Among all this, I had only one hope. If this could be stopped by anything, it had got to be Sohaib Ji’s poetry. I was truly optimistic about it. A few fine verses written by him would be enlightening enough to make this dust of hatred fade.
But Sohaib Ali – the once optimistic poet – had now worn the veil of fear. Still, I was confident that he would return with a bang to the literary world, bringing this trend of communal hatred to an end with a shining poetic piece.
Many such days passed. My concerns for Sohaib Ji went sky high. It was merely my fondness for him that made me so utterly curious and fearful about what might his next words might be. Any more misunderstood word to society, and God knew what the world would have called him next.
But this all lasted until the previous night.
On the third of December, the news shook the whole nation: Legendary Poet Sohaib Ali, 67, Committed Suicide Inside His Quarters.
Today, the morning next to his death, I was among the hundreds of his followers who had swarmed around his bungalow, silently reciting prayers for peace for his soul. Inside my thoughts, I could not stop my aggression and was condemning the people responsible for it.

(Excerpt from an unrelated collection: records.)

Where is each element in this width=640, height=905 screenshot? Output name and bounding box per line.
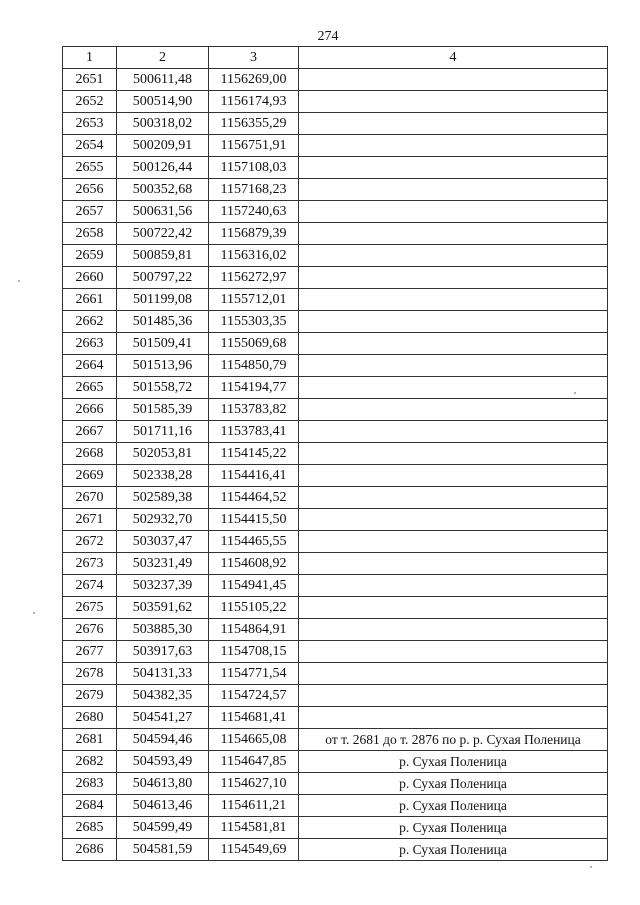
description-cell — [299, 465, 608, 487]
description-cell — [299, 421, 608, 443]
description-cell — [299, 135, 608, 157]
y-coordinate-cell: 1154627,10 — [209, 773, 299, 795]
x-coordinate-cell: 501485,36 — [117, 311, 209, 333]
x-coordinate-cell: 500859,81 — [117, 245, 209, 267]
x-coordinate-cell: 502932,70 — [117, 509, 209, 531]
point-number-cell: 2651 — [63, 69, 117, 91]
x-coordinate-cell: 503917,63 — [117, 641, 209, 663]
x-coordinate-cell: 502338,28 — [117, 465, 209, 487]
point-number-cell: 2665 — [63, 377, 117, 399]
description-cell — [299, 311, 608, 333]
table-row — [63, 399, 608, 421]
y-coordinate-cell: 1154581,81 — [209, 817, 299, 839]
x-coordinate-cell: 504613,80 — [117, 773, 209, 795]
table-row — [63, 311, 608, 333]
y-coordinate-cell: 1155069,68 — [209, 333, 299, 355]
point-number-cell: 2659 — [63, 245, 117, 267]
table-row — [63, 443, 608, 465]
table-row — [63, 223, 608, 245]
point-number-cell: 2652 — [63, 91, 117, 113]
description-cell: р. Сухая Поленица — [299, 817, 608, 839]
description-cell — [299, 377, 608, 399]
x-coordinate-cell: 500797,22 — [117, 267, 209, 289]
x-coordinate-cell: 502589,38 — [117, 487, 209, 509]
table-row — [63, 113, 608, 135]
table-row — [63, 685, 608, 707]
header-col-2: 2 — [117, 47, 209, 69]
table-row — [63, 69, 608, 91]
table-row — [63, 333, 608, 355]
table-row — [63, 773, 608, 795]
y-coordinate-cell: 1154665,08 — [209, 729, 299, 751]
point-number-cell: 2681 — [63, 729, 117, 751]
x-coordinate-cell: 503037,47 — [117, 531, 209, 553]
description-cell — [299, 223, 608, 245]
x-coordinate-cell: 501509,41 — [117, 333, 209, 355]
table-row — [63, 663, 608, 685]
table-body — [63, 69, 608, 861]
point-number-cell: 2655 — [63, 157, 117, 179]
y-coordinate-cell: 1157168,23 — [209, 179, 299, 201]
y-coordinate-cell: 1154416,41 — [209, 465, 299, 487]
y-coordinate-cell: 1154941,45 — [209, 575, 299, 597]
scan-speck — [590, 866, 592, 868]
x-coordinate-cell: 501711,16 — [117, 421, 209, 443]
point-number-cell: 2674 — [63, 575, 117, 597]
table-row — [63, 377, 608, 399]
table-row — [63, 421, 608, 443]
y-coordinate-cell: 1154145,22 — [209, 443, 299, 465]
header-col-3: 3 — [209, 47, 299, 69]
y-coordinate-cell: 1155303,35 — [209, 311, 299, 333]
point-number-cell: 2673 — [63, 553, 117, 575]
y-coordinate-cell: 1155712,01 — [209, 289, 299, 311]
description-cell — [299, 641, 608, 663]
scan-speck — [18, 280, 20, 282]
point-number-cell: 2666 — [63, 399, 117, 421]
table-row — [63, 179, 608, 201]
y-coordinate-cell: 1154415,50 — [209, 509, 299, 531]
table-row — [63, 509, 608, 531]
table-row — [63, 751, 608, 773]
description-cell — [299, 201, 608, 223]
description-cell — [299, 113, 608, 135]
description-cell — [299, 597, 608, 619]
description-cell — [299, 685, 608, 707]
description-cell — [299, 399, 608, 421]
x-coordinate-cell: 501513,96 — [117, 355, 209, 377]
point-number-cell: 2662 — [63, 311, 117, 333]
scan-speck — [574, 392, 576, 394]
description-cell: р. Сухая Поленица — [299, 751, 608, 773]
y-coordinate-cell: 1156751,91 — [209, 135, 299, 157]
description-cell — [299, 663, 608, 685]
table-row — [63, 707, 608, 729]
y-coordinate-cell: 1154724,57 — [209, 685, 299, 707]
x-coordinate-cell: 503591,62 — [117, 597, 209, 619]
y-coordinate-cell: 1154608,92 — [209, 553, 299, 575]
x-coordinate-cell: 500631,56 — [117, 201, 209, 223]
x-coordinate-cell: 504599,49 — [117, 817, 209, 839]
table-row — [63, 575, 608, 597]
x-coordinate-cell: 500514,90 — [117, 91, 209, 113]
point-number-cell: 2658 — [63, 223, 117, 245]
description-cell — [299, 91, 608, 113]
point-number-cell: 2671 — [63, 509, 117, 531]
table-row — [63, 487, 608, 509]
table-header — [63, 47, 608, 69]
y-coordinate-cell: 1156272,97 — [209, 267, 299, 289]
y-coordinate-cell: 1154611,21 — [209, 795, 299, 817]
point-number-cell: 2661 — [63, 289, 117, 311]
x-coordinate-cell: 500318,02 — [117, 113, 209, 135]
coordinates-table — [62, 46, 608, 861]
point-number-cell: 2653 — [63, 113, 117, 135]
description-cell — [299, 531, 608, 553]
table-row — [63, 157, 608, 179]
x-coordinate-cell: 504593,49 — [117, 751, 209, 773]
x-coordinate-cell: 502053,81 — [117, 443, 209, 465]
description-cell — [299, 355, 608, 377]
table-row — [63, 795, 608, 817]
table-row — [63, 91, 608, 113]
x-coordinate-cell: 504541,27 — [117, 707, 209, 729]
header-row — [63, 47, 608, 69]
description-cell — [299, 575, 608, 597]
description-cell — [299, 157, 608, 179]
point-number-cell: 2684 — [63, 795, 117, 817]
description-cell: р. Сухая Поленица — [299, 795, 608, 817]
x-coordinate-cell: 503885,30 — [117, 619, 209, 641]
y-coordinate-cell: 1156269,00 — [209, 69, 299, 91]
table-row — [63, 289, 608, 311]
point-number-cell: 2678 — [63, 663, 117, 685]
y-coordinate-cell: 1153783,41 — [209, 421, 299, 443]
description-cell — [299, 267, 608, 289]
table-row — [63, 531, 608, 553]
header-col-4: 4 — [299, 47, 608, 69]
table-row — [63, 355, 608, 377]
x-coordinate-cell: 504581,59 — [117, 839, 209, 861]
point-number-cell: 2668 — [63, 443, 117, 465]
y-coordinate-cell: 1154708,15 — [209, 641, 299, 663]
y-coordinate-cell: 1155105,22 — [209, 597, 299, 619]
y-coordinate-cell: 1154194,77 — [209, 377, 299, 399]
x-coordinate-cell: 500352,68 — [117, 179, 209, 201]
x-coordinate-cell: 504594,46 — [117, 729, 209, 751]
y-coordinate-cell: 1156316,02 — [209, 245, 299, 267]
description-cell — [299, 553, 608, 575]
table-row — [63, 267, 608, 289]
y-coordinate-cell: 1156355,29 — [209, 113, 299, 135]
point-number-cell: 2680 — [63, 707, 117, 729]
x-coordinate-cell: 501585,39 — [117, 399, 209, 421]
point-number-cell: 2656 — [63, 179, 117, 201]
point-number-cell: 2672 — [63, 531, 117, 553]
point-number-cell: 2676 — [63, 619, 117, 641]
y-coordinate-cell: 1154465,55 — [209, 531, 299, 553]
x-coordinate-cell: 501199,08 — [117, 289, 209, 311]
x-coordinate-cell: 500126,44 — [117, 157, 209, 179]
point-number-cell: 2683 — [63, 773, 117, 795]
table-row — [63, 245, 608, 267]
description-cell — [299, 333, 608, 355]
table-row — [63, 817, 608, 839]
table-row — [63, 465, 608, 487]
description-cell — [299, 707, 608, 729]
description-cell — [299, 509, 608, 531]
y-coordinate-cell: 1157108,03 — [209, 157, 299, 179]
description-cell — [299, 289, 608, 311]
table-row — [63, 839, 608, 861]
x-coordinate-cell: 503237,39 — [117, 575, 209, 597]
y-coordinate-cell: 1156174,93 — [209, 91, 299, 113]
description-cell — [299, 69, 608, 91]
description-cell — [299, 179, 608, 201]
page-number: 274 — [317, 29, 339, 44]
x-coordinate-cell: 500209,91 — [117, 135, 209, 157]
table-row — [63, 553, 608, 575]
point-number-cell: 2657 — [63, 201, 117, 223]
table-row — [63, 201, 608, 223]
y-coordinate-cell: 1154647,85 — [209, 751, 299, 773]
x-coordinate-cell: 504131,33 — [117, 663, 209, 685]
y-coordinate-cell: 1154681,41 — [209, 707, 299, 729]
y-coordinate-cell: 1154771,54 — [209, 663, 299, 685]
point-number-cell: 2664 — [63, 355, 117, 377]
y-coordinate-cell: 1154850,79 — [209, 355, 299, 377]
table-row — [63, 135, 608, 157]
point-number-cell: 2663 — [63, 333, 117, 355]
point-number-cell: 2669 — [63, 465, 117, 487]
description-cell — [299, 443, 608, 465]
x-coordinate-cell: 504613,46 — [117, 795, 209, 817]
y-coordinate-cell: 1154464,52 — [209, 487, 299, 509]
table-row — [63, 641, 608, 663]
header-col-1: 1 — [63, 47, 117, 69]
y-coordinate-cell: 1156879,39 — [209, 223, 299, 245]
x-coordinate-cell: 500722,42 — [117, 223, 209, 245]
y-coordinate-cell: 1154864,91 — [209, 619, 299, 641]
description-cell — [299, 487, 608, 509]
x-coordinate-cell: 504382,35 — [117, 685, 209, 707]
point-number-cell: 2670 — [63, 487, 117, 509]
point-number-cell: 2654 — [63, 135, 117, 157]
description-cell — [299, 619, 608, 641]
y-coordinate-cell: 1157240,63 — [209, 201, 299, 223]
y-coordinate-cell: 1154549,69 — [209, 839, 299, 861]
point-number-cell: 2677 — [63, 641, 117, 663]
description-cell: от т. 2681 до т. 2876 по р. р. Сухая Поленица — [299, 729, 608, 751]
description-cell: р. Сухая Поленица — [299, 773, 608, 795]
table-row — [63, 619, 608, 641]
x-coordinate-cell: 503231,49 — [117, 553, 209, 575]
y-coordinate-cell: 1153783,82 — [209, 399, 299, 421]
description-cell — [299, 245, 608, 267]
x-coordinate-cell: 501558,72 — [117, 377, 209, 399]
point-number-cell: 2660 — [63, 267, 117, 289]
point-number-cell: 2685 — [63, 817, 117, 839]
point-number-cell: 2682 — [63, 751, 117, 773]
point-number-cell: 2675 — [63, 597, 117, 619]
description-cell: р. Сухая Поленица — [299, 839, 608, 861]
point-number-cell: 2686 — [63, 839, 117, 861]
scan-speck — [33, 612, 35, 614]
x-coordinate-cell: 500611,48 — [117, 69, 209, 91]
point-number-cell: 2667 — [63, 421, 117, 443]
table-row — [63, 597, 608, 619]
table-row — [63, 729, 608, 751]
point-number-cell: 2679 — [63, 685, 117, 707]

I learned the meaning of hatred, the evils of hatred, and now! Now I was myself a follower of hatred. And I could not keep the fact from my mind that, as per the definition provided by Sohaib Ji, I had become a terrorist.
But the most remarkable thing amid this all was that Sohaib Ji, even after going through this all, never became a terrorist.
A few hours after his death, a piece of paper was circulated through social media – this time, without cuts and edits. It was the last writing – the last note – one last piece of poetry – left behind by Sohaib Ji for us.
O, Allah, forgive my soul,
For I failed to look into the world gifted by you.
I could not help myself from looking into hatred’s mirrored world,
That showed an image which wasn’t true.
I felt I was being hated,
I believed what I saw without efforts.
But in this globe that you created,
Love is all what even the bleeding wounds spurt!
Love is all around,
Stupid of me to be not able to see.
Flowers kiss from the ground,
While hugs are given by the lively trees.
It got too late for me to realise
That hatred I saw was mere illusion.
But when images went honest to my eyes,
What I saw was a true vision.
The wrong is not in the people,
Instead, it’s in the way we see.
Notions change as perspectives do,
And all notions of love are what embrace me.
People may say they hate me,
But deep inside I know-
Hatred is the shell that’s been temporarily made,
And love is the voice that will always glow.
Maybe I fail to explain myself,
But I truly am a human like you.
Maybe I fail to express my gratitude and love,
So to the world, I say – I love you!
A man so truly devoted to love ended his life with notes of love. It was not like he had nothing to complain about. But he was not a man who knew how to hate or complain; instead, he was versed in only love.
Since I could never be like that legend, I have some thoughts that are not so optimistic. And I believe he is not going to be the last Sohaib Ali to die like this.